Grüner Wasserstoff hat ein Wasserproblem
Die meisten der weltweit geplanten Projekte zur Herstellung von grünem Wasserstoff sollen in wasserarmen Regionen angesiedelt werden. Macht es Sinn, eine saubere Energiequelle zu schaffen, die im Gegenzug Ökosysteme zerstört? In einer Welt, die immer stärker unter klimabedingter Trockenheit leidet, benötigt die Produktion von Wasserstoff große Mengen an Süßwasser.
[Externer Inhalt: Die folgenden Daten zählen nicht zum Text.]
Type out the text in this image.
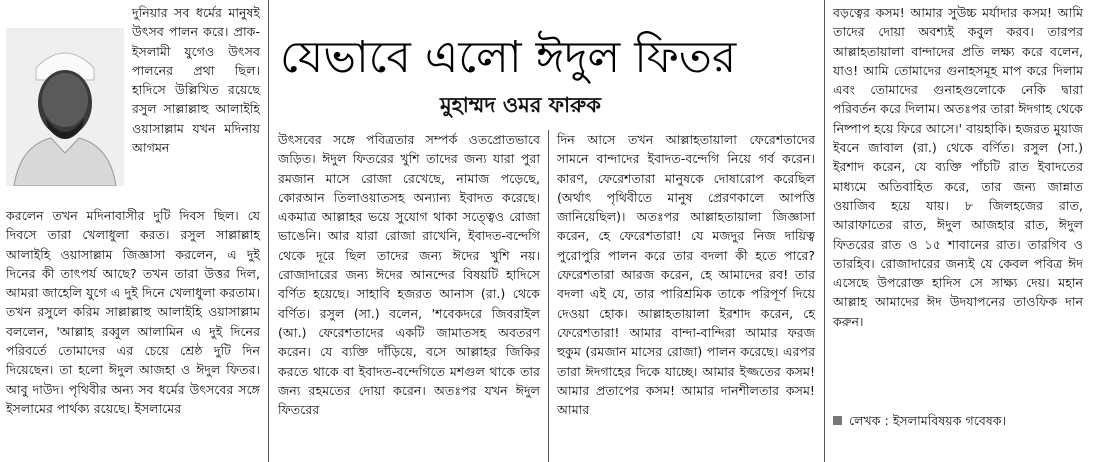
দুনিয়ার সব ধর্মের মানুষই উৎসব পালন করে। প্রাক-ইসলামী যুগেও উৎসব পালনের প্রথা ছিল। হাদিসে উল্লিখিত রয়েছে রসুল সাল্লাল্লাহু আলাইহি ওয়াসাল্লাম যখন মদিনায় আগমন
করলেন তখন মদিনাবাসীর দুটি দিবস ছিল। যে দিবসে তারা খেলাধুলা করত। রসুল সাল্লাল্লাহ আলাইহি ওয়াসাল্লাম জিজ্ঞাসা করলেন, এ দুই দিনের কী তাৎপর্য আছে? তখন তারা উত্তর দিল, আমরা জাহেলি যুগে এ দুই দিনে খেলাধুলা করতাম। তখন রসুলে করিম সাল্লাল্লাহু আলাইহি ওয়াসাল্লাম বললেন, 'আল্লাহ রব্বুল আলামিন এ দুই দিনের পরিবর্তে তোমাদের এর চেয়ে শ্রেষ্ঠ দুটি দিন দিয়েছেন। তা হলো ঈদুল আজহা ও ঈদুল ফিতর। আবু দাউদ। পৃথিবীর অন্য সব ধর্মের উৎসবের সঙ্গে ইসলামের পার্থক্য রয়েছে। ইসলামের
যেভাবে এলো ঈদুল ফিতর
মুহাম্মদ ওমর ফারুক
উৎসবের সঙ্গে পবিত্রতার সম্পর্ক ওতপ্রোতভাবে জড়িত। ঈদুল ফিতরের খুশি তাদের জন্য যারা পুরা রমজান মাসে রোজা রেখেছে, নামাজ পড়েছে, কোরআন তিলাওয়াতসহ অন্যান্য ইবাদত করেছে। একমাত্র আল্লাহর ভয়ে সুযোগ থাকা সত্ত্বেও রোজা ভাঙেনি। আর যারা রোজা রাখেনি, ইবাদত-বন্দেগি থেকে দূরে ছিল তাদের জন্য ঈদের খুশি নয়। রোজাদারের জন্য ঈদের আনন্দের বিষয়টি হাদিসে বর্ণিত হয়েছে। সাহাবি হজরত আনাস (রা.) থেকে বর্ণিত। রসুল (সা.) বলেন, 'শবেকদরে জিবরাইল (আ.) ফেরেশতাদের একটি জামাতসহ অবতরণ করেন। যে ব্যক্তি দাঁড়িয়ে, বসে আল্লাহর জিকির করতে থাকে বা ইবাদত-বন্দেগিতে মশগুল থাকে তার জন্য রহমতের দোয়া করেন। অতঃপর যখন ঈদুল ফিতরের
দিন আসে তখন আল্লাহতায়ালা ফেরেশতাদের সামনে বান্দাদের ইবাদত-বন্দেগি নিয়ে গর্ব করেন। কারণ, ফেরেশতারা মানুষকে দোষারোপ করেছিল (অর্থাৎ পৃথিবীতে মানুষ প্রেরণকালে আপত্তি জানিয়েছিল)। অতঃপর আল্লাহতায়ালা জিজ্ঞাসা করেন, হে ফেরেশতারা! যে মজদুর নিজ দায়িত্ব পুরোপুরি পালন করে তার বদলা কী হতে পারে? ফেরেশতারা আরজ করেন, হে আমাদের রব! তার বদলা এই যে, তার পারিশ্রমিক তাকে পরিপূর্ণ দিয়ে দেওয়া হোক। আল্লাহতায়ালা ইরশাদ করেন, হে ফেরেশতারা! আমার বান্দা-বান্দিরা আমার ফরজ হুকুম (রমজান মাসের রোজা) পালন করেছে। এরপর তারা ঈদগাহের দিকে যাচ্ছে। আমার ইজ্জতের কসম! আমার প্রতাপের কসম! আমার দানশীলতার কসম! আমার
বড়ত্বের কসম! আমার সুউচ্চ মর্যাদার কসম! আমি তাদের দোয়া অবশ্যই কবুল করব। তারপর আল্লাহতায়ালা বান্দাদের প্রতি লক্ষ্য করে বলেন, যাও! আমি তোমাদের গুনাহসমূহ মাপ করে দিলাম এবং তোমাদের গুনাহগুলোকে নেকি দ্বারা পরিবর্তন করে দিলাম। অতঃপর তারা ঈদগাহ থেকে নিষ্পাপ হয়ে ফিরে আসে।' বায়হাকি। হজরত মুয়াজ ইবনে জাবাল (রা.) থেকে বর্ণিত। রসুল (সা.) ইরশাদ করেন, যে ব্যক্তি পাঁচটি রাত ইবাদতের মাধ্যমে অতিবাহিত করে, তার জন্য জান্নাত ওয়াজিব হয়ে যায়। ৮ জিলহজের রাত, আরাফাতের রাত, ঈদুল আজহার রাত, ঈদুল ফিতরের রাত ও ১৫ শাবানের রাত। তারগিব ও তারহিব। রোজাদারের জন্যই যে কেবল পবিত্র ঈদ এসেছে উপরোক্ত হাদিস সে সাক্ষ্য দেয়। মহান আল্লাহ আমাদের ঈদ উদযাপনের তাওফিক দান করুন।
লেখক : ইসলামবিষয়ক গবেষক।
Wasserstoff gilt als Schlüssel zur Lösung der Klimakrise, da seine Nutzung erhebliche Umweltvorteile bieten kann. Wird Wasserstoff durch Elektrolyse hergestellt, bei der Wasser in seine Bestandteile Wasserstoff und Sauerstoff aufgespalten wird, und wird dabei erneuerbare Energie wie Wind- oder Sonnenenergie verwendet, entstehen keine CO2-Emissionen. Das macht den so erzeugten grünen Wasserstoff besonders umweltfreundlich. Bei der Nutzung von Wasserstoff in Brennstoffzellen entsteht als Abfallprodukt lediglich Wasserdampf, so dass keine schädlichen Treibhausgase freigesetzt werden. Dies leistet einen wichtigen Beitrag zur Luftreinhaltung und zum Klimaschutz.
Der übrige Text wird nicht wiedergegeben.